The surge in online grocery sales that began at the pandemic’s outset is largely holding steady, but grocers’ digital operations might not be able to keep up with order fulfillment, scheduling and picking.
That’s according to new research out this week from Brick Meets Click/Mercatus and Grocery Doppio.
First, the good news: Online grocery sales climbed 2.4% in December, to $9.1 million in total sales, over the same period in 2021, according to the Brick Meets Click survey conducted at the end of the month. That’s just shy of the record of $9.3 billion in sales recorded during the first quarter of 2021.
The uptick was driven by more households buying groceries online during the month and slightly higher average order values, the research firm said, noting that these factors trailed grocery price inflation.
Pickup, however, was the only format to gain sales in December, climbing 14.7%, Brick Meets Click said. Delivery was down 1.8% and ship-to-home fell 16.2%.
More than half of all U.S. households ordered groceries online last month, up 4% from a year ago.
But a new Grocery Doppio study from insights firm Incisiv and digital fulfillment company Wynshop found that two-thirds of grocery retailers said their digital operations platforms were not prepared for the holiday sales spike.
Eighty-two percent of grocers surveyed said their website and apps were up to par to handle the level of business, but fulfillment, scheduling and picking had trouble keeping up, the survey found.
Due to those inefficiencies, grocers struggled to make online shopping channels profitable in 2022, Grocery Doppio said.
Just over 14% of all grocery sales, or about $128 billion, came from digital channels last year, but grocers lost $298 million in margin from online sales, the study noted, “making most digital operations unprofitable.”
And 77% of grocers said that improving fulfillment efficiency was the No. 1 priority for 2023, Grocery Doppio said. More than 80% of grocery executives and 73% of store associates said upgrades to store technology are necessary to deal with digital sales.
“The big challenge for grocers in 2023 is to improve their fulfillment capabilities in order to keep up with demand and achieve profitability,” Wynshop Chief Revenue Officer Charlie Kaplan said in a statement.
Perhaps not coincidentally, Brick Meets Click found that orders placed with mass retailers (who often have a more-robust digital ecosystem in place than smaller grocers) contributed more significantly to the growth of online grocery sales than orders placed with traditional grocers.

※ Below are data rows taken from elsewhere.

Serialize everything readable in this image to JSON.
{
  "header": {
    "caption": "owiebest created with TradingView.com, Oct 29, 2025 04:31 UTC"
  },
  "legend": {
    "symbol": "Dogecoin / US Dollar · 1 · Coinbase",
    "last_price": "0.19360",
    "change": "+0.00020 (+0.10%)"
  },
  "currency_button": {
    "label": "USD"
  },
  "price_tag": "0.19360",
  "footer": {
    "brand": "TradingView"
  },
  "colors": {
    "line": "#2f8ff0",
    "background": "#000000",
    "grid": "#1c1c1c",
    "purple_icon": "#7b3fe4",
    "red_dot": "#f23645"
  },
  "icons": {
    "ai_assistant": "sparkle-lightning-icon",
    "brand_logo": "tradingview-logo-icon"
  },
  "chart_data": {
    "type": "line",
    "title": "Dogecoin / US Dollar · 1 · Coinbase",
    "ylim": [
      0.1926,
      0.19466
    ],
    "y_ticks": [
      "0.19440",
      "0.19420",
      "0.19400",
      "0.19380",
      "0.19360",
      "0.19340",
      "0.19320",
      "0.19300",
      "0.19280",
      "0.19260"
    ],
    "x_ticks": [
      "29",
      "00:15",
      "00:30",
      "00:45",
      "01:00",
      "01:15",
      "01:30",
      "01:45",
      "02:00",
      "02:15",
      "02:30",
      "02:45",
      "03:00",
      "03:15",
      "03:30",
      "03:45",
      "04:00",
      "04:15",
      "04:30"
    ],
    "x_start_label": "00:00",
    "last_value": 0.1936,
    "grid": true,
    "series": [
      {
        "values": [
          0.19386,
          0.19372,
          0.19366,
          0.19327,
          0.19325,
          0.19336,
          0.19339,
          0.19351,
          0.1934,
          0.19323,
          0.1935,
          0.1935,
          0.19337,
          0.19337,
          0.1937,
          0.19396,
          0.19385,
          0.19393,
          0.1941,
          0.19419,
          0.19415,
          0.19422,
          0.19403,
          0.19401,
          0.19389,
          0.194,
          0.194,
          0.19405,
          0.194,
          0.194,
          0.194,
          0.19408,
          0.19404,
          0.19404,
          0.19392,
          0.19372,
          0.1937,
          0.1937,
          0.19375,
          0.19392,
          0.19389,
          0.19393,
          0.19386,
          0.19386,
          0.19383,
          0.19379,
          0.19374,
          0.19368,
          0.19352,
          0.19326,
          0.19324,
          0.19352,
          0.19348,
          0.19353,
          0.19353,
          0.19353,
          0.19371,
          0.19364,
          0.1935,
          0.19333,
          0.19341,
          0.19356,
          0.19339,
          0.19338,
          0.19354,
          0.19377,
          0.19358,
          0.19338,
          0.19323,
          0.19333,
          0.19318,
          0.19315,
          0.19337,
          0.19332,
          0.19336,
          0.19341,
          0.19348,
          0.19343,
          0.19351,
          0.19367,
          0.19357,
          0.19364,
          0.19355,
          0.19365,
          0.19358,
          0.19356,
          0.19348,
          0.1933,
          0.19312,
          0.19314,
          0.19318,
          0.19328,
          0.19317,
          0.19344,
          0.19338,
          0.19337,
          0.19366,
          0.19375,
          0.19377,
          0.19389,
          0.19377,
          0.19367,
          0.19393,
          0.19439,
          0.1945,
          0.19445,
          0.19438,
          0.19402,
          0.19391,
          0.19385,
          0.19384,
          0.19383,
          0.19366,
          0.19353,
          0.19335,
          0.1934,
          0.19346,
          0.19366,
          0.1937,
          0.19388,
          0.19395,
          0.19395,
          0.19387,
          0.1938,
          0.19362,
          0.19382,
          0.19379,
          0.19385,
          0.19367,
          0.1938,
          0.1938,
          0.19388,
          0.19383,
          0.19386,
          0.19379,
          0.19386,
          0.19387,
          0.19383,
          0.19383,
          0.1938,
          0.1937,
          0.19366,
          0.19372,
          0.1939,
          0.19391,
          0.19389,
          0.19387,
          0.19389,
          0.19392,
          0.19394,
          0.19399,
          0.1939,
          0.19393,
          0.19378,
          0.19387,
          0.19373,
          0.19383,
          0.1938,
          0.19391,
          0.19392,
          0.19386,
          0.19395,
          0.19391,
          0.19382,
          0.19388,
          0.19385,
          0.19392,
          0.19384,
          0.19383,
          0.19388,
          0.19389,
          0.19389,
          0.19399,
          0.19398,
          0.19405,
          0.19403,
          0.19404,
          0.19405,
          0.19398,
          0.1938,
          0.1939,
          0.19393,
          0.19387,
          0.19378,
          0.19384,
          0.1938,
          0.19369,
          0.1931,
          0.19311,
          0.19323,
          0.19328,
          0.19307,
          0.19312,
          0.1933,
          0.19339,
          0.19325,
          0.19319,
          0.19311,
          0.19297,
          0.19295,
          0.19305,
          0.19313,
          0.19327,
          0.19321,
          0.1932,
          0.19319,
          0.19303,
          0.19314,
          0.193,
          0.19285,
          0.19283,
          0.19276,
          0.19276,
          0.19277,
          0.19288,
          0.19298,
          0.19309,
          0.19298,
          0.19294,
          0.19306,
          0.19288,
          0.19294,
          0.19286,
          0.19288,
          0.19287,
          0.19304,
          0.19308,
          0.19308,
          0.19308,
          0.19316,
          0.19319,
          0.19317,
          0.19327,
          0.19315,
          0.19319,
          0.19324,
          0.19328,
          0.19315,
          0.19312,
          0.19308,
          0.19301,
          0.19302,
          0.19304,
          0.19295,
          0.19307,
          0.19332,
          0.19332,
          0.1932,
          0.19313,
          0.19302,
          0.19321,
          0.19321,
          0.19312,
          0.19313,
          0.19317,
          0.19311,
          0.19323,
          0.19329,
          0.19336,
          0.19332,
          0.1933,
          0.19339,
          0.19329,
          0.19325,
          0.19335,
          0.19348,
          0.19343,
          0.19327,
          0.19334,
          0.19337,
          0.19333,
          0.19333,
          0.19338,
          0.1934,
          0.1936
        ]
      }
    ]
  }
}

“The investments that mass retailers have put into their pick-up services are a significant driver of the format’s gains,” Brick Meets Click Partner David Bishop said in a statement. “While lower prices are a contributing factor … being able to more consistently execute at the store level is also helping to strengthen retention and engagement with existing customers, especially when compared to grocery.”
The number of people buying groceries from both mass retailers and traditional grocers climbed for the second month in a row, Brick Meets Click found. More than 30% of shoppers surveyed in December bought groceries from both types of retailers, about 130 basis points higher than a year ago. The trend is likely driven by ongoing inflation, the firm noted.
"Smaller grocers have room to build out their digital services to compete with larger players and, potentially, improve profitability,” Sylvain Perrier, president and CEO at Mercatus, said in a statement.
“Regional grocers have many opportunities to improve the customer experience and the profitability of operating an online grocery service today,” Perrier said. “From our ongoing work and research into online customer behavior, we’ve learned how important it is to develop a strategy that makes sense both financially and operationally, and that builds on how a grocer is positioned in the market and with their core customers.”